Au nom de cette « crise », que ne connaissent que ceux qui forment le cœur de l’électorat de gauche, François Hollande a donc expliqué ce soir que pour réduire le chômage, il ne faut pas s’’attendre à un miracle : « Les résultats sont forcément longs à apparaître mais ils sont là. » Là ? Où ça ?
Au rayon des annonces concrètes, le Président de la République a annoncé qu’après le pacte de compétitivité décidé en novembre 2012, dont une des traductions est l’augmentation des taux de TVA dès demain, le gouvernement va proposer aux entreprisses « un pacte de responsabilité », sorte de deuxième étape de l’abaissement du coût du travail (et de la baisse du pouvoir d’achat qui l’accompagne). Il a enfin confirmé le mot d’ordre de l’année 2014 : « Réduire la dépense publique. » Ramener le déficit structurel à 3,7% du PIB, c’était l’objectif l’an dernier. Il sera vraisembablement plus proche de 4% du fait de dépenses imprévues. D’où l’obligation (européenne) de rattraper cela en 2014, qui sera une année d’austérité renforcée. Selon Bercy, 80% des efforts de réduction du déficit passeront par la diminution des dépenses de l’Etat.

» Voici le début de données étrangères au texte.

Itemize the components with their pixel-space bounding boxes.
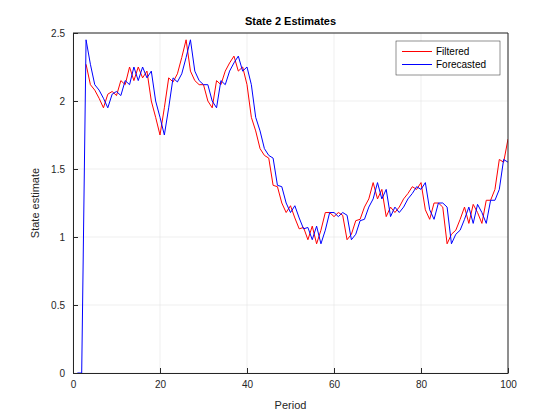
legend-swatch (402, 51, 432, 52)
title: State 2 Estimates (245, 15, 336, 27)
tick-label: 100 (500, 379, 517, 390)
tick-label: 1.5 (51, 164, 65, 175)
tick-mark (73, 373, 78, 374)
legend-box (396, 41, 500, 75)
tick-mark (247, 368, 248, 373)
tick-label: 60 (329, 379, 341, 390)
tick-mark (73, 237, 78, 238)
tick-label: 0 (71, 379, 77, 390)
tick: 80 (416, 368, 428, 390)
chart: 0 20 40 60 80 100 0 0.5 1 1.5 2 2.5 Filtered Forecast… (0, 0, 560, 420)
tick-mark (73, 169, 78, 170)
tick: 100 (500, 368, 517, 390)
tick: 1 (59, 232, 78, 243)
tick-label: 1 (59, 232, 65, 243)
tick: 20 (155, 368, 167, 390)
grid-line (73, 33, 508, 34)
legend-label: Forecasted (436, 59, 486, 70)
tick-mark (421, 368, 422, 373)
series-line (77, 40, 508, 373)
axis-line (74, 373, 509, 374)
tick: 0 (59, 368, 78, 379)
tick-label: 0 (59, 368, 65, 379)
grid-line (73, 237, 508, 238)
tick-mark (334, 368, 335, 373)
grid-line (73, 101, 508, 102)
x-axis: 0 20 40 60 80 100 (71, 368, 518, 390)
tick-label: 2 (59, 96, 65, 107)
tick-mark (160, 368, 161, 373)
tick-mark (73, 101, 78, 102)
legend-swatch (402, 64, 432, 65)
tick: 60 (329, 368, 341, 390)
grid-line (508, 33, 509, 373)
grid-line (421, 33, 422, 373)
lines (77, 40, 508, 373)
grid-line (334, 33, 335, 373)
frame (73, 33, 508, 34)
grid-line (73, 373, 508, 374)
tick: 0.5 (51, 300, 78, 311)
grid (73, 33, 508, 373)
legend: Filtered Forecasted (396, 41, 500, 75)
x-axis-title: Period (275, 399, 307, 411)
tick: 1.5 (51, 164, 78, 175)
tick-label: 0.5 (51, 300, 65, 311)
tick: 2 (59, 96, 78, 107)
tick-label: 2.5 (51, 28, 65, 39)
tick-label: 20 (155, 379, 167, 390)
grid-line (160, 33, 161, 373)
tick: 40 (242, 368, 254, 390)
legend-label: Filtered (436, 46, 469, 57)
tick-label: 80 (416, 379, 428, 390)
y-axis-title: State estimate (29, 168, 41, 238)
tick-label: 40 (242, 379, 254, 390)
plot-background (73, 33, 508, 373)
axis-line (73, 34, 74, 374)
frame (508, 33, 509, 373)
grid-line (73, 169, 508, 170)
tick-mark (73, 305, 78, 306)
grid-line (73, 33, 74, 373)
grid-line (73, 305, 508, 306)
y-axis: 0 0.5 1 1.5 2 2.5 (51, 28, 78, 379)
plot-area: 0 20 40 60 80 100 0 0.5 1 1.5 2 2.5 Filtered Forecast… (51, 28, 517, 390)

« Nous pouvons faire mieux en dépensant moins », a-t-il martelé, reprenant une antienne sarkoziste, confirmant que le grand dessein de son gouvernement consiste à « réduire notre déficit pour pouvoir à terme baisser les impôts ». C’est d’ailleurs, à le croire, « le sens de la réforme fiscale » engagé par Jean-Marc Ayrault.
« Nous pouvons faire mieux en dépensant moins », a-t-il martelé, reprenant une antienne sarkoziste, confirmant que le grand dessein de son gouvernement consiste à « réduire notre déficit pour pouvoir à terme baisser les impôts ». C’est d’ailleurs, à le croire, « le sens de la réforme fiscale » engagé par Jean-Marc Ayrault.
Pas question donc d’envisager une réforme fiscale qui réduirait les inégalités en engageant une redistribution des richesses, ce serait là l’objectif d’un gouvernement de gauche.
À un seul moment, nous nous sommes senti d’accord avec le Président de la République : « La France a tous les atouts pour réussir. » Son seul problème est qu’elle n’est pas gouvernée comme il faudrait.